演劇集団 砂地 『Disk』 公演情報 演劇集団 砂地「演劇集団 砂地 『Disk』」の観てきた!クチコミとコメント

  • 身近に感じられなかった
    逃げてばかりの人達の話だと思いました。
    別に「逃避」が悪いという話ではないのだけど、この手の
    テーマは過去に数多くの作品が生み出されているので、
    新機軸が欲しかったです。あと、全体的に演出過多。
    滑稽を狙っていたのかもしれないけど、かえって作品の
    雰囲気を壊している気がしてもったいないな、と思いました。

    ネタバレBOX

    亡くなってずいぶん経つ恋人の幻影にとらわれ、一歩も前に
    進めないイラストレーターの男と、相手に過度に依存し、結果、
    どうしようもない男ばかり拾ってしまう、普通にいそうな感じの妹、

    それに、本人は自由人らしい生き方を貫いているようにうそぶいても
    人からはどこか逃げているようにしかみえない、タイ在住で日本一時
    帰国中の男、

    エロアニメ声優で、自分のつくっている作品の意味や意義について
    密かに思い悩んでいる、妹の腐れ縁、

    の4人が主要人物ですね。
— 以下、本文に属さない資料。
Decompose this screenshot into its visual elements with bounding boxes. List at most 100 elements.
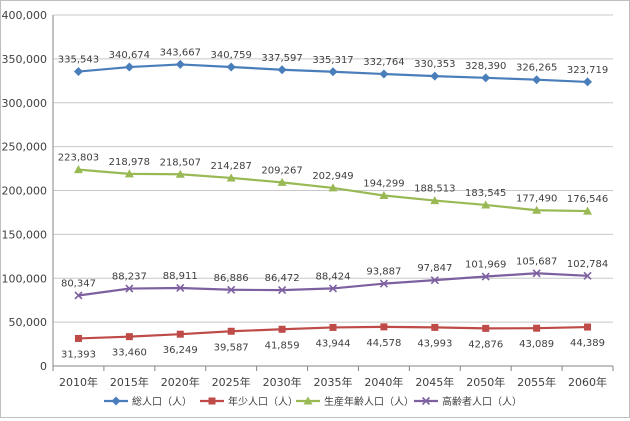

この中では一番、妹の腐れ縁の清水が
    一番理解しやすかったかも。どんな状況でも、何をやっていても、
    たとえ自分がそれを選んでいても、誰かに認められて、存在の
    意義を感じて欲しい、というのはありますよね。

    でも、清水を含めて、みんなあまりに自分のことだけしか
    考えてないので、後半、なかなかに単調で。一人くらい
    変化の移り変わりを出していって、そこで他の3人との
    対立点みたいなのをつくり出していった方が面白かったのでは。

    主人公の男の恋人が、男が理想化し、自分だけを見てくれている、と
    いう思い込みとは違って、実際は誰とでも簡単に寝るような女性だった、
    っていうのはなかなかキツさが効いていて、ここは結構掘り起こせそうな
    ネタだと思ったけど、

    意外と妹とのエピソードも大きく絡んでくるので、主題が分散して
    なんだかよく分かんなかった。

    妹が海外に行って、人に左右されて気疲ればかりしていた頃から
    打って変って、自分の生に気付いて兄に話しかける、という結末も
    後で考えると空虚ですよね。演出はそれを狙っていた可能性も
    あるけど、やっぱりありきたり過ぎる気がしました。

    作・演出がほぼ同年代なので、どうしても作る世界観や主張に
    世代特有の未成熟感が色濃く漂っていて、さすがにこの手の
    作品はなかなか今の自分の歳では厳しくなってきたな、って
    いうのが正直な感想です。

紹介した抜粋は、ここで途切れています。